The London Underground Map -- Harry Beck's Design Icon

Henry (Harry) Beck worked as an electrical draftsman in London. He worked to design a more readable and understandable map of the London Underground (subway) which led to his famous "schematic" design which used horizontal, vertical and 45° segments with the same topology and approximate geography as the true routes.

We first present excerpts from the current underground map, which retains, to this day, the basic design principles developed by Beck, followed by the same routes shown in the correct geographical positions.

Fig. 1 Excerpt from the standard
London Underground map
  Fig. 2 Excerpt of the same region
in a geographically accurate map.
The following links show larger views of the full standard map and the full geographically accurate map. These links are followed by links to the very large original maps that require scrolling in the browser. By opening a pair of the maps below in separate windows, one can study the relations between them.

Finally, there is a large map in PDF format that aligns the geographically correct Underground lines with a map of the streets of London. The PDF map is a vector-based graphic, so that zooming in on it will reveal further clear detail. Download the map (PDF) (page 39 of: Public transport in London: Market report 2000).
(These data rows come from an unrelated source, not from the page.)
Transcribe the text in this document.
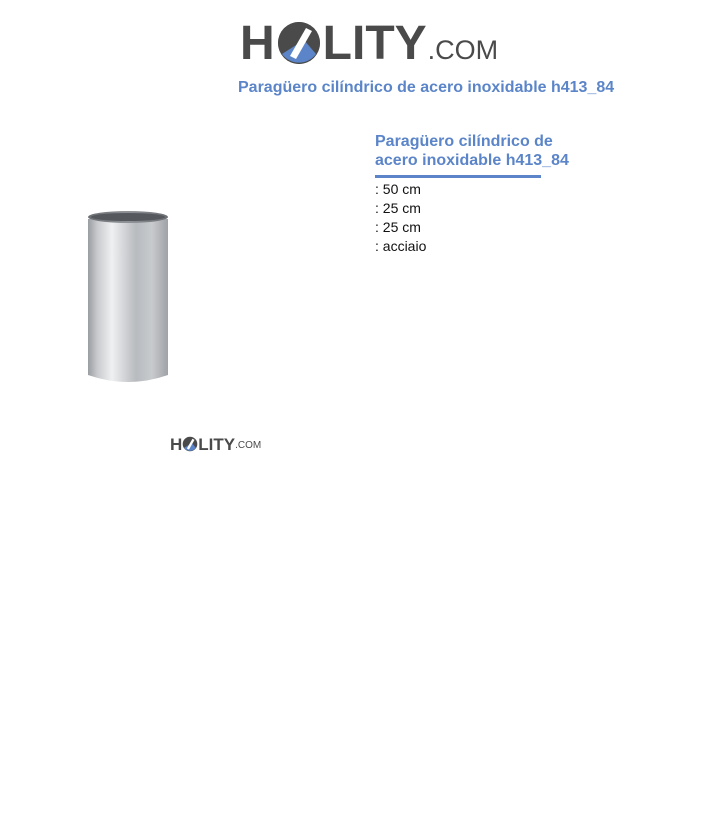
H LITY .COM
Paragüero cilíndrico de acero inoxidable h413_84
H LITY .COM

Paragüero cilíndrico de
acero inoxidable h413_84

: 50 cm
: 25 cm
: 25 cm
: acciaio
Below is an excerpt from Edward Tufte's comments on the London Underground Map. He claims that such designs do not "travel well". But at the same time he admits that there are deep principles of design in operation. I would only point out that it is the deep principles of design that do travel well. The principles clearly have to do with reqularizing the appearance of something while preserving some but not all of the underlying relations. So they may not be "practical architectures" as Tufte says, but they illustrate important principles. The schematic approach for illustrating protein structures developed by Jane Richardson is an example of the same deep principle of design. Her images are the corollary of the Beck maps whereas the actual positions and orientations of the amino acids in the backbone are the geographical correlates. (Richardson, J. S. (1985). Schematic drawings of protein structures Meth. Enzymol. 115 359-380)
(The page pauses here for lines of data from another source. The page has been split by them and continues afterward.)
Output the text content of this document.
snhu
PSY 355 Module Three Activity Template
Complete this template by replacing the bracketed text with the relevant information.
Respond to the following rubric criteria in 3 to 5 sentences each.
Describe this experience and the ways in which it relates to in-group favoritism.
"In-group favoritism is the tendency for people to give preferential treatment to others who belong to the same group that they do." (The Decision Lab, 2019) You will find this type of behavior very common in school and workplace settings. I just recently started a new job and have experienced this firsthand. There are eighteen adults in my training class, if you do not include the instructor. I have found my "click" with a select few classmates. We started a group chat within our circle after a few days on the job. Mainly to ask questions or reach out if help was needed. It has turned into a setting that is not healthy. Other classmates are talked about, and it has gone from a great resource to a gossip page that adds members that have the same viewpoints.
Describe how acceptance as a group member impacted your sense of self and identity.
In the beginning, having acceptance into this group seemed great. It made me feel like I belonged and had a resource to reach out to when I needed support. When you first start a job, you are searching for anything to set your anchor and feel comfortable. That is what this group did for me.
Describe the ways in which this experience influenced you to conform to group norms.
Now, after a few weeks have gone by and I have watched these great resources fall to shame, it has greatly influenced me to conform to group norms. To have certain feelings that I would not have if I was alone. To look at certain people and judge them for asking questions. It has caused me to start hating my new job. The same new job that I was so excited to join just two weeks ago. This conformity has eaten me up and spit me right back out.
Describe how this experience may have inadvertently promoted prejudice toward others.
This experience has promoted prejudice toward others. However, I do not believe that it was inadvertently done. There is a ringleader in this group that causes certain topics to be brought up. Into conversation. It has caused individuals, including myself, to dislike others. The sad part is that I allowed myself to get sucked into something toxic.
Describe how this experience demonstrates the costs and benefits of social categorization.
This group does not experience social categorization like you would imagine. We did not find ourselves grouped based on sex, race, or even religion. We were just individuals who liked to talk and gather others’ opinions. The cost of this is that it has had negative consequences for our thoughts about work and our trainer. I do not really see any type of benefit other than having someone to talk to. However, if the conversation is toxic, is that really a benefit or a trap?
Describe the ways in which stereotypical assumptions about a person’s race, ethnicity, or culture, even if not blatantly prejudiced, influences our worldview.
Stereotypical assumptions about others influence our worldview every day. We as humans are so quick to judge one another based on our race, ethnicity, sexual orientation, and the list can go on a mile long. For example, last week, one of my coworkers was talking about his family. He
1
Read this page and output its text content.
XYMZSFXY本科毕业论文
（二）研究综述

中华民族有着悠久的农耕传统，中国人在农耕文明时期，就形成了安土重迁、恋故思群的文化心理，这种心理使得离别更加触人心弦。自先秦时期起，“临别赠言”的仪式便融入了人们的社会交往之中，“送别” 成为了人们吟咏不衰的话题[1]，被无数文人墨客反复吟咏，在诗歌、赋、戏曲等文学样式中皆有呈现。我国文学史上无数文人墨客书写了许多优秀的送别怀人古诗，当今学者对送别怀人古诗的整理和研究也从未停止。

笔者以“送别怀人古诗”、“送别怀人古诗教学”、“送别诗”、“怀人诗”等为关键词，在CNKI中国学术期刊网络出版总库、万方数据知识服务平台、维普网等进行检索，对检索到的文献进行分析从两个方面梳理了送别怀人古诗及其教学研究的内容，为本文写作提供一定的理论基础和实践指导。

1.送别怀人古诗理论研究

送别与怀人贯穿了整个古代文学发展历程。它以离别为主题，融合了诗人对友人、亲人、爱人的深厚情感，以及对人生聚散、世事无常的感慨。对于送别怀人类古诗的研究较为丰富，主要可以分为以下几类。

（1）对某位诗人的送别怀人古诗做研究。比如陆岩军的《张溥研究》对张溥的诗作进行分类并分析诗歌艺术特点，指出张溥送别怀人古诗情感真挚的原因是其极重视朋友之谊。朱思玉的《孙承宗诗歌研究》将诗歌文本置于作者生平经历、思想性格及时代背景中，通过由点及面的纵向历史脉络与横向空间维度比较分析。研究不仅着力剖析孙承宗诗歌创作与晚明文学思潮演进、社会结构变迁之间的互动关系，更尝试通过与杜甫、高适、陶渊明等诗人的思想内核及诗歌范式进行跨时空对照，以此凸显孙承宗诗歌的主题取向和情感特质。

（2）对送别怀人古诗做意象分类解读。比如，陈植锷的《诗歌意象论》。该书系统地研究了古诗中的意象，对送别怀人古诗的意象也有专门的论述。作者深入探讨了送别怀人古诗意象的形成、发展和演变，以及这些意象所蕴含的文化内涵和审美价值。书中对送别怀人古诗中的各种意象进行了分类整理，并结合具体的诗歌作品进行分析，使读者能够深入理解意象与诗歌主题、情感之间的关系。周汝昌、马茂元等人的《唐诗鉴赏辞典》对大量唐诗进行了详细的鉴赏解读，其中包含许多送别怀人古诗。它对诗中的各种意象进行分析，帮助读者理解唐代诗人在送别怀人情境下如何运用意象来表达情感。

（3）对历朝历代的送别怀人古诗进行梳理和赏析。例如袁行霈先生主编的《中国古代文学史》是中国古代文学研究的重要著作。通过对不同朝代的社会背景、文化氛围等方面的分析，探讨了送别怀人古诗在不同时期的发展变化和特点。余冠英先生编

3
Some relationships can be lost in such schematicizations. People have pointed out that using the stylized Underground map, one can follow what seems to be a sensible route, possibly including changing trains, only to end up a few hundred yards from where the trip started, not realizing that walking would have been much faster and simpler.

Tufte's comments:

"The Underground Map and Minard's famous Carte Figurative of the French Army's disaster in Russia in the war of 1812 are alike in important respects: both are brilliant, and neither travels well. The Underground Map and Napoleon's March are perfectly attuned to their particular data, so focused on their data sets. They do not serve, then, as good practical generic architectures for design; indeed, revisions and knock-offs have uniformly been corruptions or parodies of the originals. Both, however, exemplify the deep principles of information design in operation, as well as the craft and passion behind great information displays."

"There is a fine book on the map: Ken Garland, Mr Beck's Underground Map (Capital Transport Publishing 1994). The book describes the enormous care, craft, thought, and hard work of Harry Beck that went on for decades--exactly what it takes to do great information design and so in contrast to the quick-and-dirty practices and thinking of commercial art. Garland's book is also a model for writing histories of great information designs." -- Edward Tufte, January 11, 2002

The geographical map is labeled "Simon Clarke 12/2000 -- ver 1.1" There are many Simon Clarkes in the world and I haven't quite tracked down THE one who did this map.